Text similarity algorithms for matching Islamic Hadith Documents for Hadith Interlinking.

Hadiths are important textual sources of Law, traditions and teaching in the Islamic World. They are sayings of our prophet (peace be upon him) which has been passed down via narrators directly from him. These passed down narrations are compiled by several compilers of hadith such as Bukhari, Muslim, Abu Dawood etc based on their own strict ruling of how authentic a narration or the narrator is.

While working as the lead Android developer of Hadith Collection App for Greentech Apps Foundation, our users were really satisfied with the strong search mechanism we were able to provide by full-text-search in sqlite. Still, using data analysis and natural language processing more interesting data can definitely be found out such as which narrator has said which hadiths, which hadiths are similar to one another, hadith indexing by topics.

I started looking for people that might have done similar analysis which we might be able to utilise by collaborating with them. Although there are several journals published based on the hadith classification and text similarity matching, I found none having open sources their codebase in github or their data content. I did find an excellent indonesian hadith software by lidwa.com which was closed sourced. So I started researched myself :).

Technology Stack

I used java only because I was excellent in java. Thus I never needed to use python even though I know python as well. We already had our database in sqlite we just used the jdbc driver for sqlite. Text similarity algorithms in java can be found here.

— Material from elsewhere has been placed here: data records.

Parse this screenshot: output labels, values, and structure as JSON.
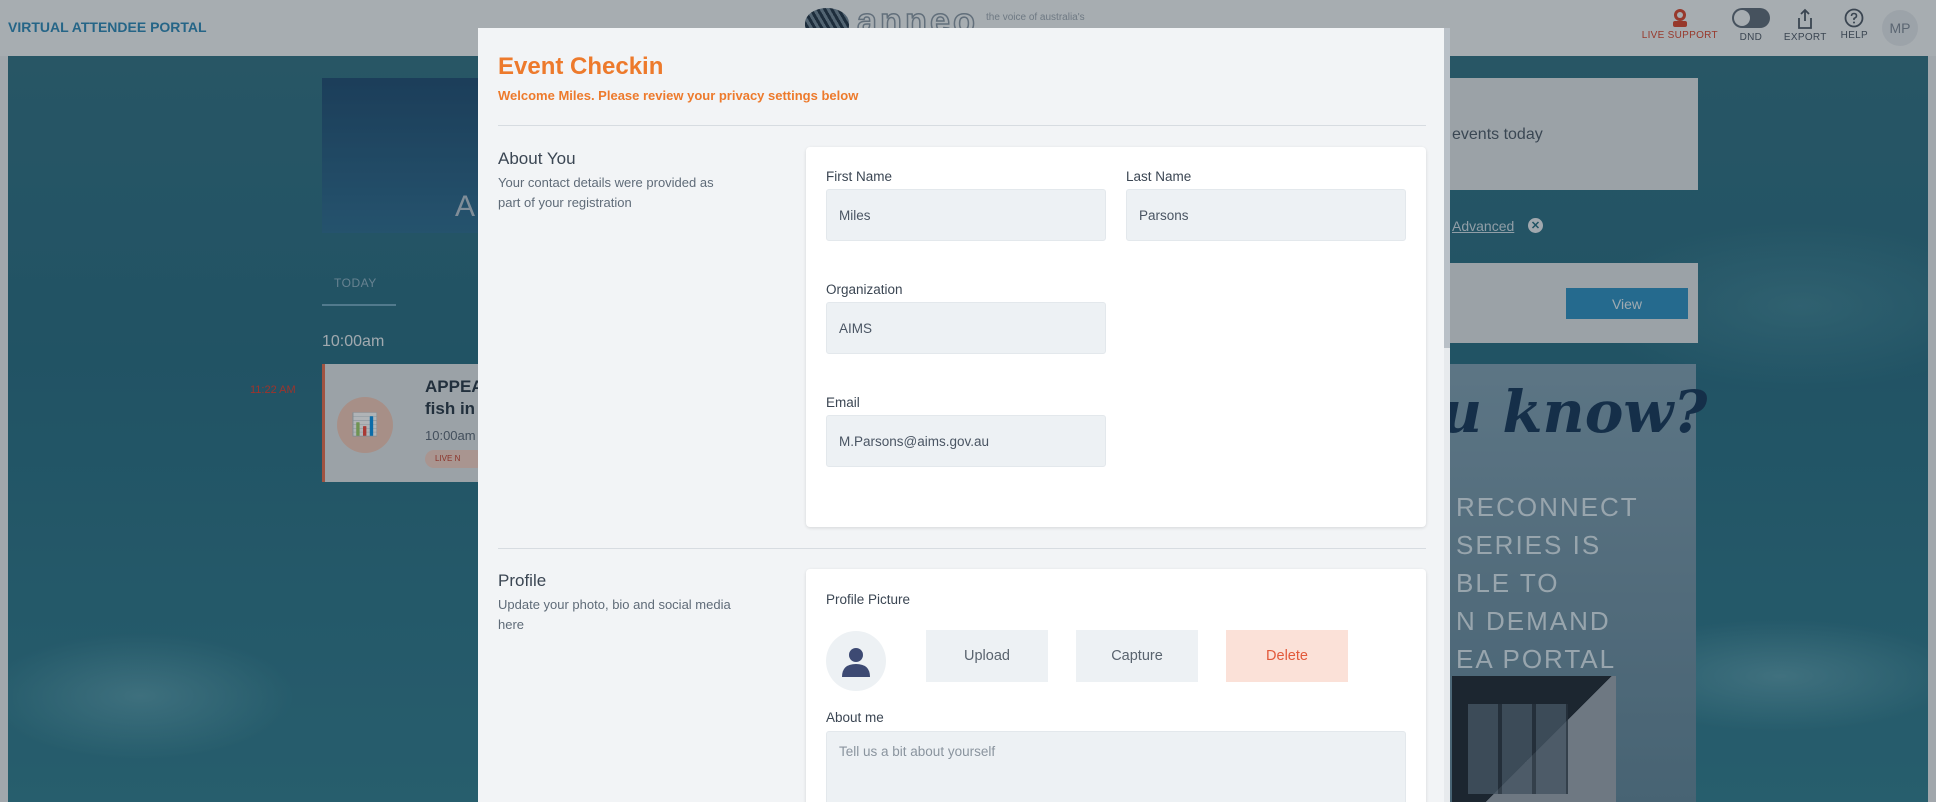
{
  "header": {
    "portal_title": "VIRTUAL ATTENDEE PORTAL",
    "logo_word": "anneo",
    "logo_tagline": "the voice of australia's",
    "tools": {
      "live_support": "LIVE SUPPORT",
      "dnd": "DND",
      "export": "EXPORT",
      "help": "HELP",
      "avatar_initials": "MP"
    }
  },
  "background": {
    "hero_letter": "A",
    "today_tab": "TODAY",
    "time_slot": "10:00am",
    "now_marker": "11:22 AM",
    "session_title_line1": "APPEA",
    "session_title_line2": "fish in",
    "session_time": "10:00am",
    "session_live": "LIVE N",
    "events_text": "events today",
    "advanced_link": "Advanced",
    "view_button": "View",
    "promo_script": "u know?",
    "promo_lines": [
      "RECONNECT",
      "SERIES IS",
      "BLE TO",
      "N DEMAND",
      "EA PORTAL"
    ]
  },
  "modal": {
    "title": "Event Checkin",
    "subtitle": "Welcome Miles. Please review your privacy settings below",
    "about": {
      "title": "About You",
      "desc": "Your contact details were provided as part of your registration",
      "first_name_label": "First Name",
      "first_name_value": "Miles",
      "last_name_label": "Last Name",
      "last_name_value": "Parsons",
      "organization_label": "Organization",
      "organization_value": "AIMS",
      "email_label": "Email",
      "email_value": "M.Parsons@aims.gov.au"
    },
    "profile": {
      "title": "Profile",
      "desc": "Update your photo, bio and social media here",
      "picture_label": "Profile Picture",
      "upload_label": "Upload",
      "capture_label": "Capture",
      "delete_label": "Delete",
      "about_me_label": "About me",
      "about_me_placeholder": "Tell us a bit about yourself"
    }
  },
  "colors": {
    "accent_orange": "#ed7a2c",
    "live_red": "#d9432a",
    "portal_blue": "#2a86b6",
    "delete_bg": "#fbe1d8"
  }
}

Our goal is find and match each hadith with all others to see which of them are very much similar to one another. We had around 42000 Hadiths based on the data of sunnah.com.

The Text Matching process

  1. Tokenise the arabic sentense

I had both arabic and english texts for the hadiths. I started with arabic text, started removing all arabic diacritcs, qoutation marks, full stops, commas. Tokenising arabic is a bit more difficult than english as some letters such as hamza, ya, wow have multiple variations. So we used normalisation as well.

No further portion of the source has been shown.